In This Chapter

Bookmark and Share

Chapter Review

  • Defining the State
    • In comparative politics, the state is a series of institutions that maintains a monopoly of violence over a territory. It relies on sovereignty—the ability to carry out actions in a territory independently—and power.
    • A regime is the rules and norms of politics; in some nondemocratic countries where politics is dominated by a single individual, we may use the term regime to refer to that leader. Government is the leadership in charge of running the state. If the state is a computer, the regime is the software and the government is the operator.
    • A country may be seen as shorthand for all these concepts – state, government, regime – as well as for the people who live within a political system.
  • The Origins of Political Organization
    • As long as there have been human beings, there has been some form of human organization. In the earliest stages, humans organized into families and larger tribes.
    • Sedentary communities and cities first emerge in the Middle East around 4000 BCE. In these cities, complex political systems emerged to deal with issues surrounding trade and the distribution and protection of wealth. The emergence of cities marks the beginnings of the emergence of states.
    • Some scholars argue that the state emerged to save societies from anarchy (Thomas Hobbes's view), while others argue that the state kept people from living equally and peacefully (Jean-Jacques Rousseau's view). More recent research suggests that neither is correct. Instead, conflicts occurred between family and tribal organizations competing for resources and territory, and states emerge out of this constant warfare.
  • The Rise of the Modern State
    • Scholars argue that the chaos of Europe’s Dark Ages fostered the emergence of the state because organizations had to rapidly adapt to intense rivalries over power and resources. The modern state may have emerged in Europe and not in China (which had developed sophisticated political organizations at least a thousand years before Europe) because China lacked major competitors to foster ongoing organizational evolution.
    • The state offered three advantages over other organizations: 1) states encouraged economic development by defining and protecting property rights; 2) state rulers encouraged technological innovation that, with property rights, set the stage for modern capitalism; and 3) the state's focus on infrastructure and legal codes fostered a more cohesive, nationalist spirit which reduced localized rivalries.

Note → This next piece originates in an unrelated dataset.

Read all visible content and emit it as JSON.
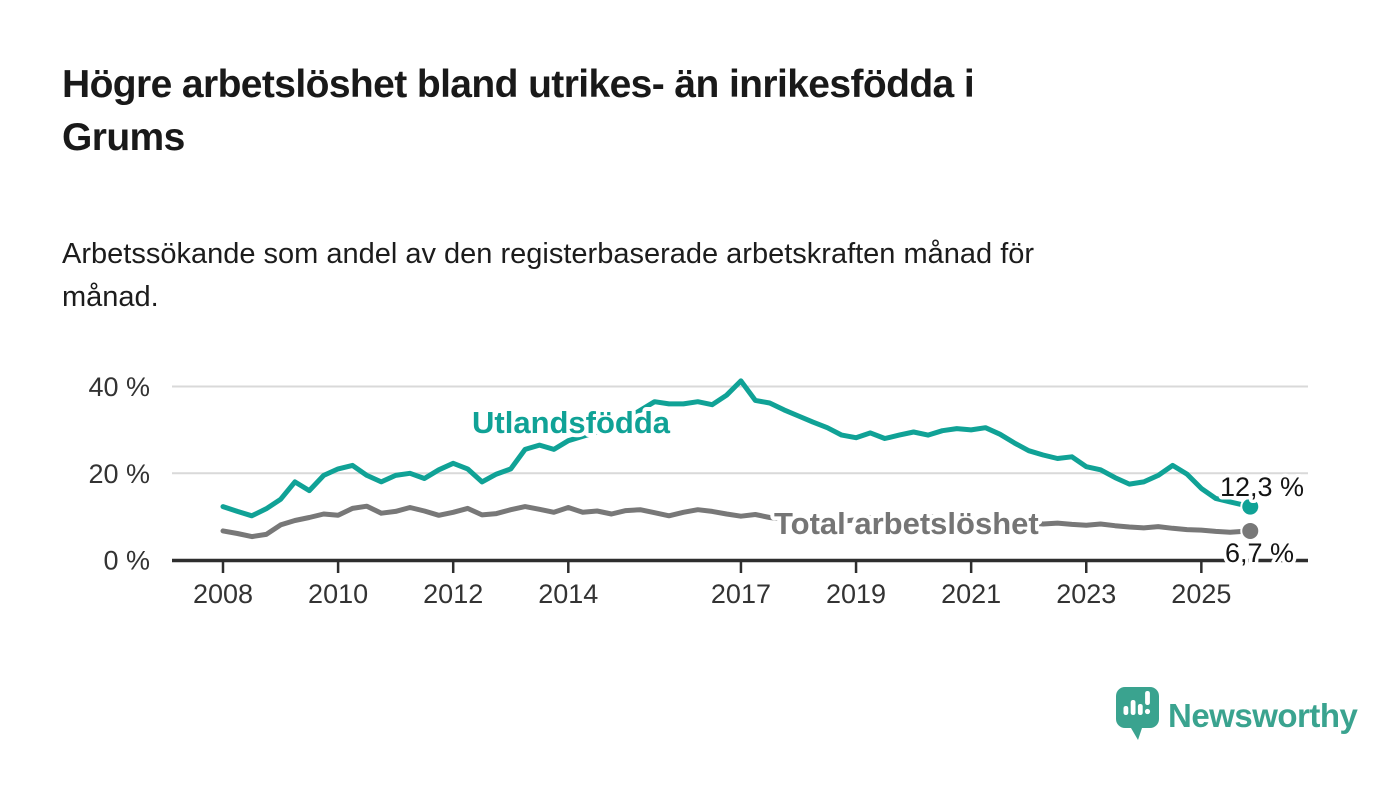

    • The Treaty of Westphalia (1648) reduced the authority of the church in Europe and instead left states with the power to direct religion within their own territory. This cemented the superiority of the political over the spiritual and encouraged states to expand outside of Europe.
  • Comparing State Power
    • Legitimacy—the understanding that a state has certain authority to carry out tasks—is a key component to stateness and allows the state to carry out its basic functions. States may display traditional legitimacy (built on history and continuity), charismatic legitimacy (embodied in a powerful and inspiring individual), rational-legal legitimacy (built on a foundation of highly institutionalized laws), or a mixture of these.

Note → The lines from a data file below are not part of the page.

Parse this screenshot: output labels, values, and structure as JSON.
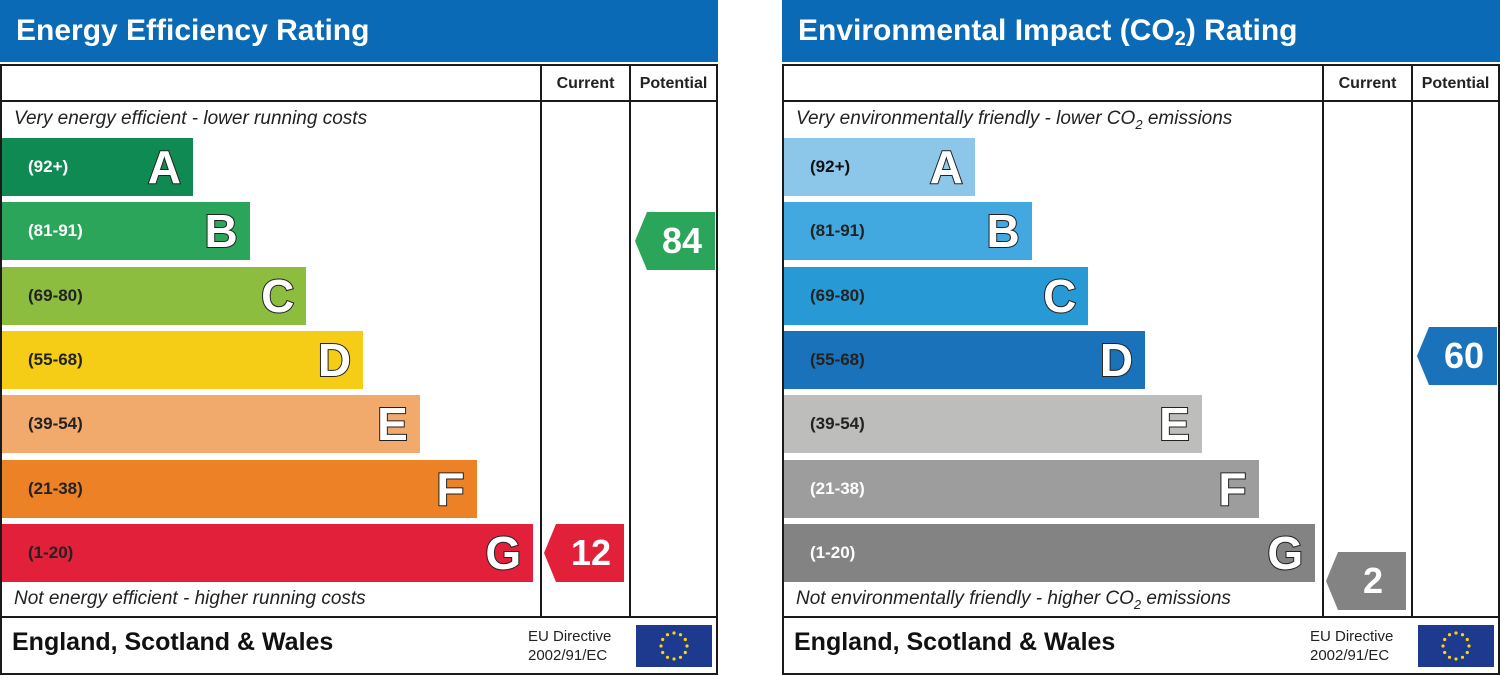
{
  "chart_data": [
    {
      "type": "bar",
      "title": "Energy Efficiency Rating",
      "column_headers": [
        "Current",
        "Potential"
      ],
      "top_caption": "Very energy efficient - lower running costs",
      "bottom_caption": "Not energy efficient - higher running costs",
      "bands": [
        {
          "range": "(92+)",
          "letter": "A",
          "color": "#0f8a52",
          "text_color": "#ffffff"
        },
        {
          "range": "(81-91)",
          "letter": "B",
          "color": "#2aa55a",
          "text_color": "#ffffff"
        },
        {
          "range": "(69-80)",
          "letter": "C",
          "color": "#8dbd3e",
          "text_color": "#222222"
        },
        {
          "range": "(55-68)",
          "letter": "D",
          "color": "#f5cd16",
          "text_color": "#222222"
        },
        {
          "range": "(39-54)",
          "letter": "E",
          "color": "#f2a96c",
          "text_color": "#222222"
        },
        {
          "range": "(21-38)",
          "letter": "F",
          "color": "#ec8126",
          "text_color": "#222222"
        },
        {
          "range": "(1-20)",
          "letter": "G",
          "color": "#e3203a",
          "text_color": "#222222"
        }
      ],
      "current": {
        "value": 12,
        "band": "G",
        "color": "#e3203a"
      },
      "potential": {
        "value": 84,
        "band": "B",
        "color": "#2aa55a"
      },
      "footer": "England, Scotland & Wales",
      "directive": [
        "EU Directive",
        "2002/91/EC"
      ]
    },
    {
      "type": "bar",
      "title": "Environmental Impact (CO",
      "title_sub": "2",
      "title_suffix": ") Rating",
      "column_headers": [
        "Current",
        "Potential"
      ],
      "top_caption": "Very environmentally friendly - lower CO",
      "top_caption_sub": "2",
      "top_caption_suffix": " emissions",
      "bottom_caption": "Not environmentally friendly - higher CO",
      "bottom_caption_sub": "2",
      "bottom_caption_suffix": " emissions",
      "bands": [
        {
          "range": "(92+)",
          "letter": "A",
          "color": "#8cc7ea",
          "text_color": "#111111"
        },
        {
          "range": "(81-91)",
          "letter": "B",
          "color": "#42a9e0",
          "text_color": "#222222"
        },
        {
          "range": "(69-80)",
          "letter": "C",
          "color": "#279ad6",
          "text_color": "#222222"
        },
        {
          "range": "(55-68)",
          "letter": "D",
          "color": "#1a72bb",
          "text_color": "#222222"
        },
        {
          "range": "(39-54)",
          "letter": "E",
          "color": "#bdbdbb",
          "text_color": "#222222"
        },
        {
          "range": "(21-38)",
          "letter": "F",
          "color": "#9d9d9d",
          "text_color": "#ffffff"
        },
        {
          "range": "(1-20)",
          "letter": "G",
          "color": "#838383",
          "text_color": "#ffffff"
        }
      ],
      "current": {
        "value": 2,
        "band": "G",
        "color": "#838383"
      },
      "potential": {
        "value": 60,
        "band": "D",
        "color": "#1a72bb"
      },
      "footer": "England, Scotland & Wales",
      "directive": [
        "EU Directive",
        "2002/91/EC"
      ]
    }
  ]
}
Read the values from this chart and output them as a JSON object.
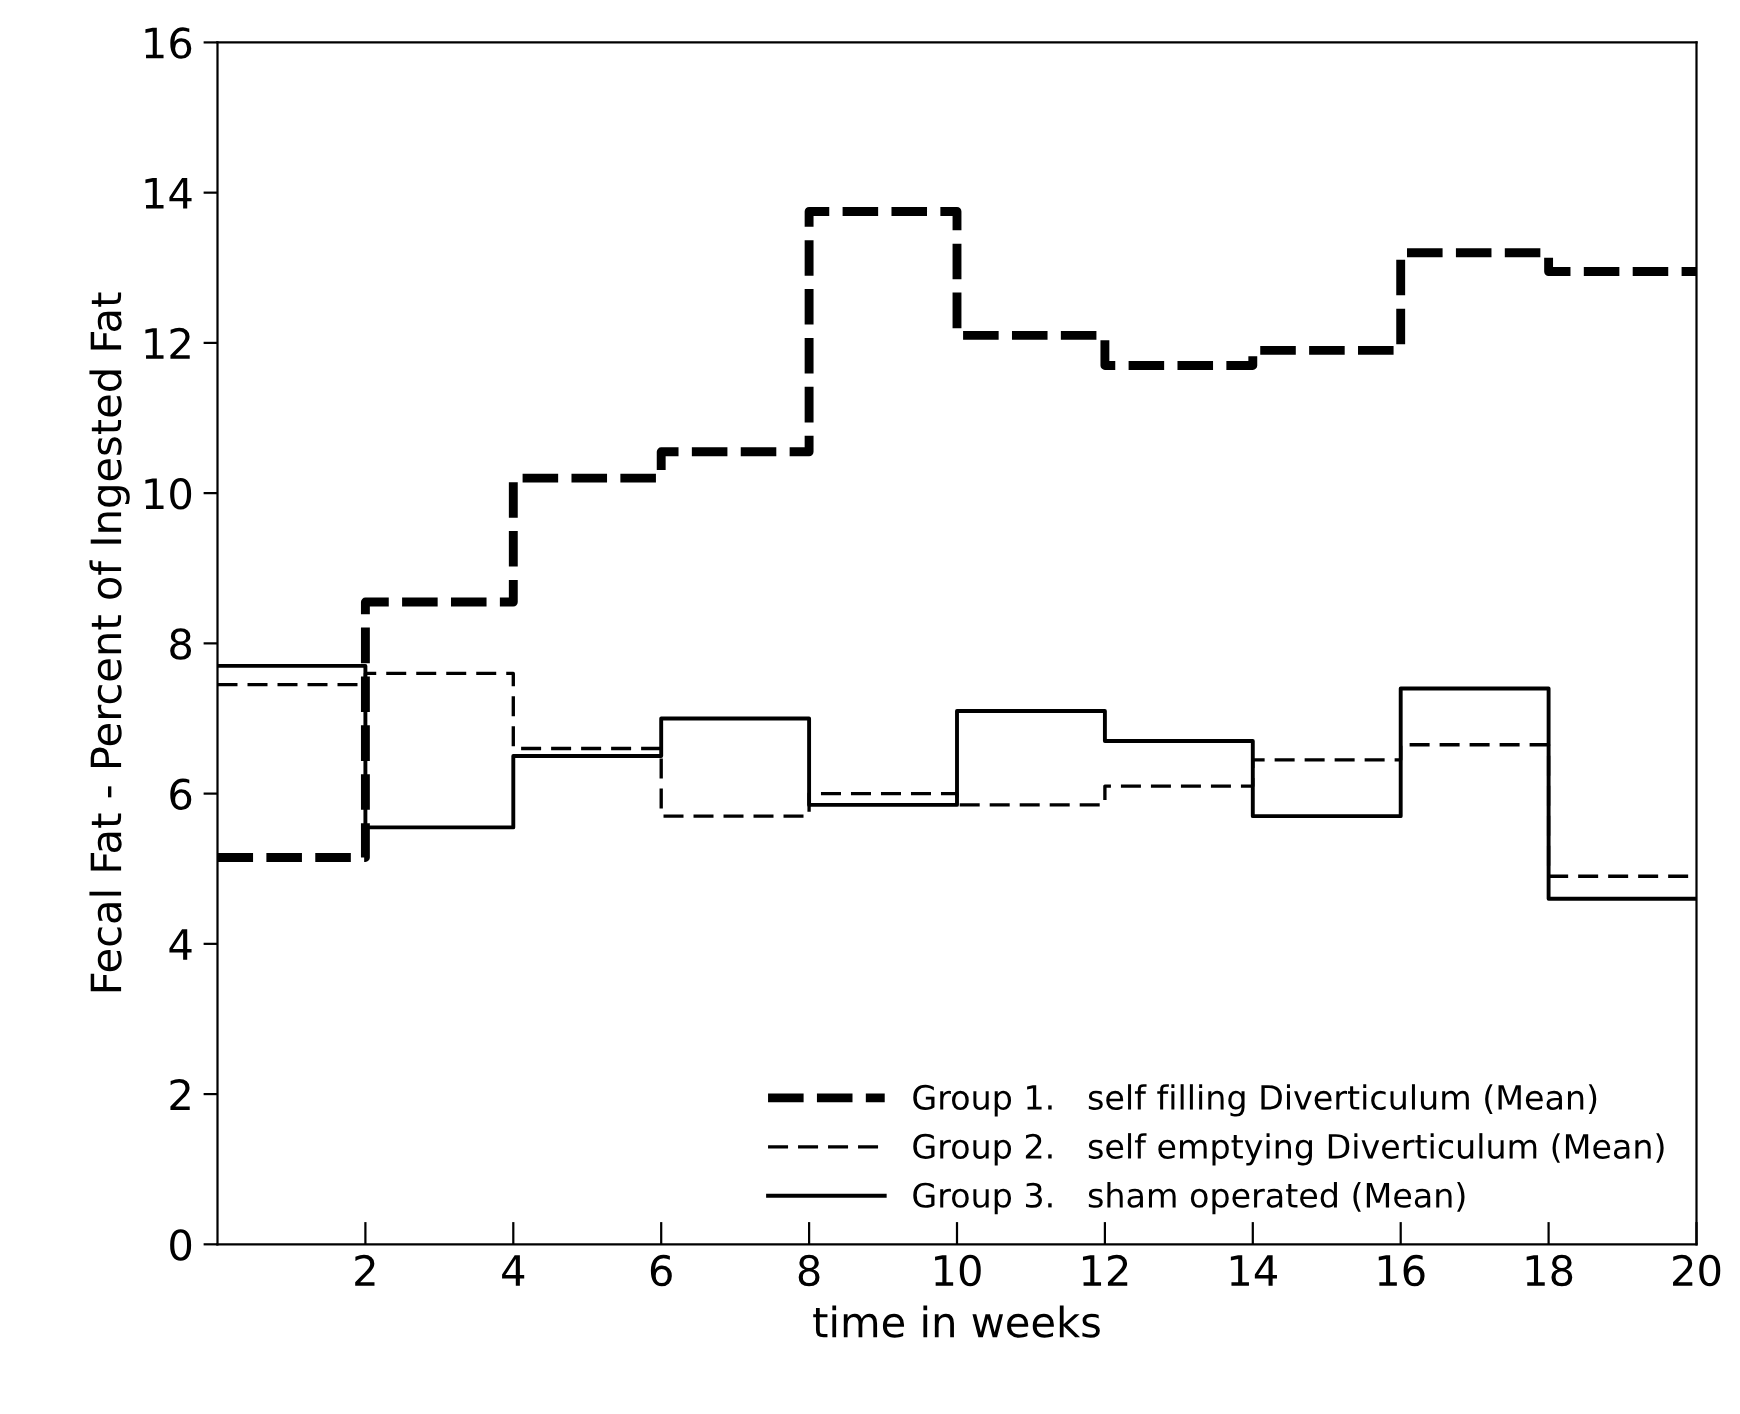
{
  "chart_data": {
    "type": "step",
    "xlabel": "time in weeks",
    "ylabel": "Fecal Fat - Percent of Ingested Fat",
    "x": [
      0,
      2,
      4,
      6,
      8,
      10,
      12,
      14,
      16,
      18,
      20
    ],
    "series": [
      {
        "name": "Group 1.   self filling Diverticulum (Mean)",
        "color": "#000000",
        "line_style": "dashed",
        "values": [
          5.15,
          8.55,
          10.2,
          10.55,
          13.75,
          12.1,
          11.7,
          11.9,
          13.2,
          12.95,
          12.95
        ]
      },
      {
        "name": "Group 2.   self emptying Diverticulum (Mean)",
        "color": "#000000",
        "line_style": "dashed",
        "values": [
          7.45,
          7.6,
          6.6,
          5.7,
          6.0,
          5.85,
          6.1,
          6.45,
          6.65,
          4.9,
          4.9
        ]
      },
      {
        "name": "Group 3.   sham operated (Mean)",
        "color": "#000000",
        "line_style": "solid",
        "values": [
          7.7,
          5.55,
          6.5,
          7.0,
          5.85,
          7.1,
          6.7,
          5.7,
          7.4,
          4.6,
          4.6
        ]
      }
    ],
    "xlim": [
      0,
      20
    ],
    "ylim": [
      0,
      16
    ],
    "xticks": [
      2,
      4,
      6,
      8,
      10,
      12,
      14,
      16,
      18,
      20
    ],
    "yticks": [
      0,
      2,
      4,
      6,
      8,
      10,
      12,
      14,
      16
    ],
    "grid": false,
    "legend": "bottom right",
    "marker": "none"
  }
}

    • Centralization and Decentralization – states vary in their distribution of power. Some states use federalism, where significant powers reside in regional or local authorities. This “pushing down” of power is called devolution. Federalism does not need to be uniform; some countries use asymmetric federalism, where power is devolved unevenly between regional bodies. Others states are unitary states, where most power is held in a central government.

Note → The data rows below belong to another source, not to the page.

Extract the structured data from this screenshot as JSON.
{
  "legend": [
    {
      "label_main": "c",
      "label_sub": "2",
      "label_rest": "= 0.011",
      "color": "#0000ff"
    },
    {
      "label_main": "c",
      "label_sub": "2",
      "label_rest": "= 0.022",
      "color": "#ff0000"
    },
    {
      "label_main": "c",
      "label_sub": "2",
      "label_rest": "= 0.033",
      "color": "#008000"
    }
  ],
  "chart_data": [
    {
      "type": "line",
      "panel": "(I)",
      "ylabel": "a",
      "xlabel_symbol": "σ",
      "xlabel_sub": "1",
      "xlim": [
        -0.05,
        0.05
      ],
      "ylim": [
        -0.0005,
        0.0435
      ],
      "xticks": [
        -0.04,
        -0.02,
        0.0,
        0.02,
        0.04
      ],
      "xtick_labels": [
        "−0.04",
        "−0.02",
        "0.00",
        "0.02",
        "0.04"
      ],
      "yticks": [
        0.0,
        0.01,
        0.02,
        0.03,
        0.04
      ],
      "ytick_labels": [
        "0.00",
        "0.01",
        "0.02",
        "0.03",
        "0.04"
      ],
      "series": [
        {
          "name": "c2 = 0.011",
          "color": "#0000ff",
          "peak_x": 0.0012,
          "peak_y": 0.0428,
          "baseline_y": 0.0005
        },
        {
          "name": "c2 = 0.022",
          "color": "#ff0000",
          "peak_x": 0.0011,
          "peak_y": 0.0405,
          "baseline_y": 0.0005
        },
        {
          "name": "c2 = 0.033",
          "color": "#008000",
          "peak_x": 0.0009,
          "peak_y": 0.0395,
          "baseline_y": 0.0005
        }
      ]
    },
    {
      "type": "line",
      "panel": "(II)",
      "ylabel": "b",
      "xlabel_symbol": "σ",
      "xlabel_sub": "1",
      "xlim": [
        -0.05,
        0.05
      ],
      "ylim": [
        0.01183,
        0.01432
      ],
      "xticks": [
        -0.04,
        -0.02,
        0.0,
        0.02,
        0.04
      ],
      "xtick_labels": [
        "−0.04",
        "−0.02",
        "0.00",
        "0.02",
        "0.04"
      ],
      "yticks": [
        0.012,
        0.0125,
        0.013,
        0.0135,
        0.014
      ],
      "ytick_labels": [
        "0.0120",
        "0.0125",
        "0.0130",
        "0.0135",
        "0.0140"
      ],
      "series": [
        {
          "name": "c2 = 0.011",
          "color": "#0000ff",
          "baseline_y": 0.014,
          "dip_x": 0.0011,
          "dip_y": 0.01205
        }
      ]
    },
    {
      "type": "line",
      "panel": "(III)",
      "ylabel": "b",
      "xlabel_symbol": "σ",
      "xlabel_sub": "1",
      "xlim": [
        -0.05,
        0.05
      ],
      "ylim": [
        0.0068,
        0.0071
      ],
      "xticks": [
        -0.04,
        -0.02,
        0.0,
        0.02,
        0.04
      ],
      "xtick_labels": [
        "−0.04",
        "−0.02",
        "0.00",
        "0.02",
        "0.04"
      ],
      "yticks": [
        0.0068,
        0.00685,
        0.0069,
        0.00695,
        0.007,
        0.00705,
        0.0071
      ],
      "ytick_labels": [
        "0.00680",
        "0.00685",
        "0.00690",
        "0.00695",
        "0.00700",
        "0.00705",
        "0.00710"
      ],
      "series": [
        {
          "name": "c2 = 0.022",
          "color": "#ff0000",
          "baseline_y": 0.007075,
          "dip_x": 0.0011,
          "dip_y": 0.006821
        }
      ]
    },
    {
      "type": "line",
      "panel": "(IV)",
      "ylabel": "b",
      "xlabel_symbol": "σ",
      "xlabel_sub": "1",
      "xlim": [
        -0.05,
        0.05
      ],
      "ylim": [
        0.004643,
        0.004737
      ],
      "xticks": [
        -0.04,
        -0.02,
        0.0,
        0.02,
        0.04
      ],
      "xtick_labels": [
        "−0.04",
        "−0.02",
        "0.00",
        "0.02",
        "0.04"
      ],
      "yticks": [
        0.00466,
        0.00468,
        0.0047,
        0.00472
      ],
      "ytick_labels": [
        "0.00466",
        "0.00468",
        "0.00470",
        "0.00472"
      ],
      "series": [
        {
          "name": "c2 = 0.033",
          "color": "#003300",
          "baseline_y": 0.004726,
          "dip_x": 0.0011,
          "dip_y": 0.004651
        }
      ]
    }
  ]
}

    • Power, Autonomy, and Capacity – Political scientists may describe states as strong states (ones that can fulfill basic functions and enforce rules) and weak states (ones that cannot execute these tasks well—the most extreme cases called failed states). However, complexities of states are better described by examining a state’s capacity (its ability to wield power to carry out policies or actions) and autonomy (its ability to wield that power without having to consult the public or another outside body).